Think of it as a compiled unit of meaning that can be shared, audited, and reused—without requiring trust in a single platform or operator.
What a Kristal does
Kristals exist to solve a simple problem:
Most “knowledge” is stored as text, screenshots, or websites—hard to verify, hard to reuse, and fragile under crisis.
A Kristal turns knowledge into something that can be:
Verified (provenance, integrity, identity of publisher)
Replayed (same inputs → same outputs, when needed)
Distributed (copied across networks and communities)
Queried offline (a portable bundle that can still answer questions)
Composed (multiple domains / authorities without silent mixing)
What you get as a user (not technical)
When a system is backed by Kristals, you get:
Answers and summaries that can be traced back to sources
A clearer separation between:
what is claimed
what is validated
what remains uncertain
The ability to keep operating when the network fails (using local packs)

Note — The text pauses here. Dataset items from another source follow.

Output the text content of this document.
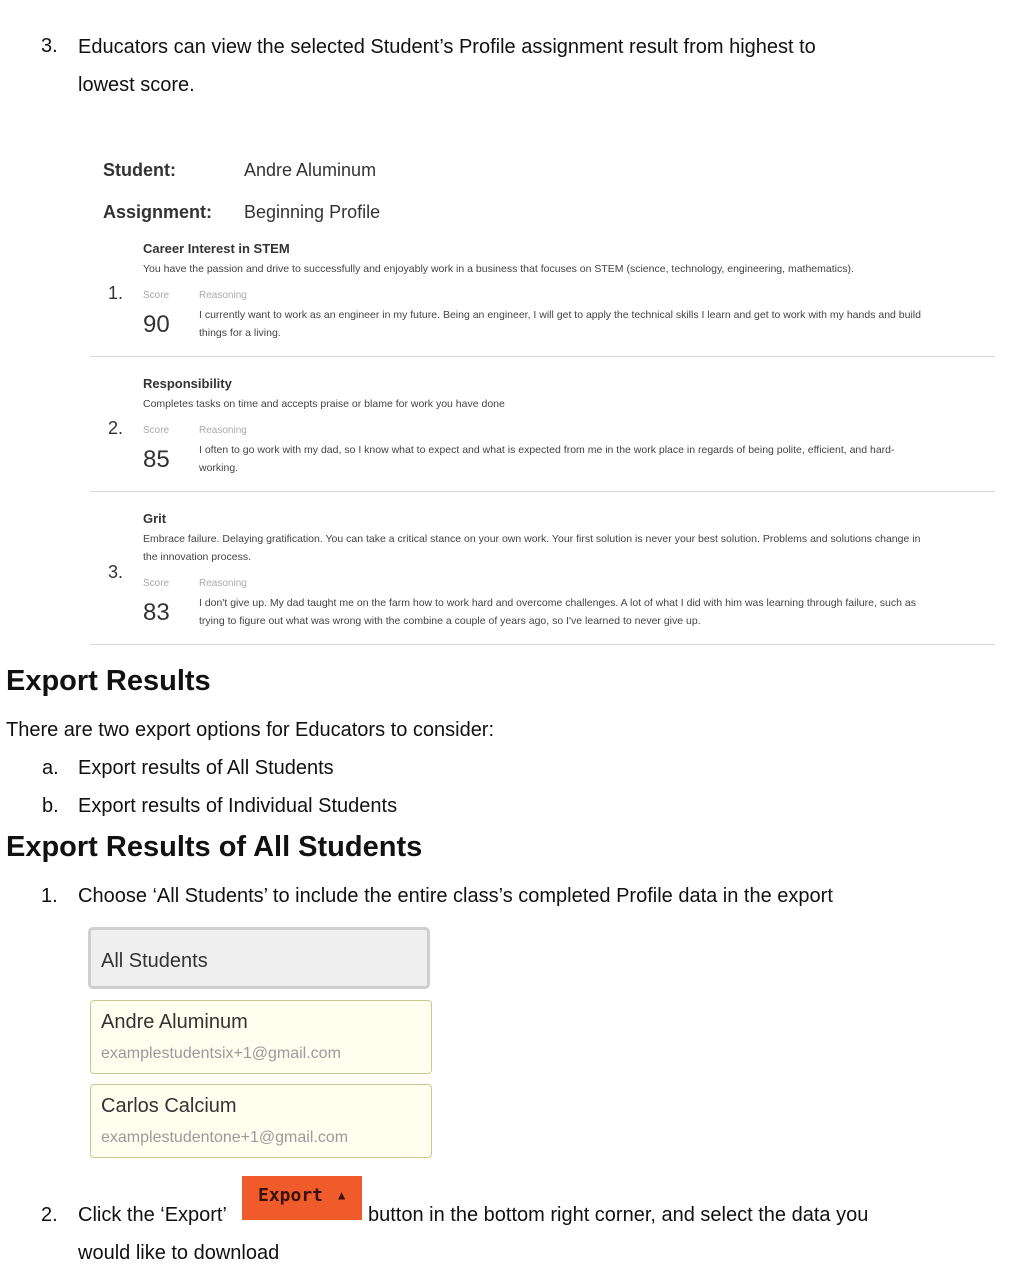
3. Educators can view the selected Student’s Profile assignment result from highest to
lowest score.
Student:	Andre Aluminum
Assignment: Beginning Profile
Career Interest in STEM
You have the passion and drive to successfully and enjoyably work in a business that focuses on STEM (science, technology, engineering, mathematics).
1. Score	Reasoning
90	I currently want to work as an engineer in my future. Being an engineer, I will get to apply the technical skills I learn and get to work with my hands and build
things for a living.
Responsibility
Completes tasks on time and accepts praise or blame for work you have done
2. Score	Reasoning
85	I often to go work with my dad, so I know what to expect and what is expected from me in the work place in regards of being polite, efficient, and hard-
working.
Grit
Embrace failure. Delaying gratification. You can take a critical stance on your own work. Your first solution is never your best solution. Problems and solutions change in
the innovation process.
3.
Score	Reasoning
83	I don't give up. My dad taught me on the farm how to work hard and overcome challenges. A lot of what I did with him was learning through failure, such as
trying to figure out what was wrong with the combine a couple of years ago, so I've learned to never give up.
Export Results
There are two export options for Educators to consider:
a. Export results of All Students
b. Export results of Individual Students
Export Results of All Students
1. Choose ‘All Students’ to include the entire class’s completed Profile data in the export
All Students
Andre Aluminum
examplestudentsix+1@gmail.com
Carlos Calcium
examplestudentone+1@gmail.com
2. Click the ‘Export’
Export ▲
button in the bottom right corner, and select the data you
would like to download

Kristals are meant to support learning, deliberation, decision, and execution—while preserving a durable memory of “what was known, when, and why.”
Two outputs: Exchange vs Runtime Pack
A Kristal is typically published in two complementary forms:
1) Kristal Exchange
The Exchange is the canonical artifact:
stable identity
provenance and validation traces
structured content meant for governance and interoperability
It’s the thing you cite, verify, and federate across institutions.
2) Runtime Pack
The Runtime Pack is the portable offline bundle:
optimized for local use (search, lookup, retrieval, browsing)
designed to operate when network access is limited or unavailable
It’s the thing you deploy on devices, local servers, or field environments.
In short: Exchange = truth object. Runtime Pack = usable offline package.
Where Kristals fit in the ecosystem
Kristals are not “a platform.” They are a shared layer used by platforms and tools.
Typical roles:
Konnaxion consumes Kristals to publish and preserve civic knowledge.
Ariane can use Kristal-backed structures to guide users through complex interfaces with better trust and traceability.
Orgo can route work that produces, validates, or updates Kristals (as a process), while keeping the audit trail.
Trust, provenance, and federation (high level)
Kristals can be published by different authorities (institutions, communities, individuals).
The ecosystem needs two guarantees:
You can always identify who published what (provenance)
You can compose multiple sources without silent blending (federation rules)
This is where concepts like domain shards and federated composition matter—but the public principle is simple:
If two sources disagree, the system must show it—never hide it.
Use cases (examples)
A community publishes a local policy Kristal and distributes it as a Runtime Pack for offline access.
A school publishes course Kristals with versioned updates and clear provenance.
A civic project publishes a decision record Kristal: claims, evidence, deliberation summary, outcome, and accountability trail.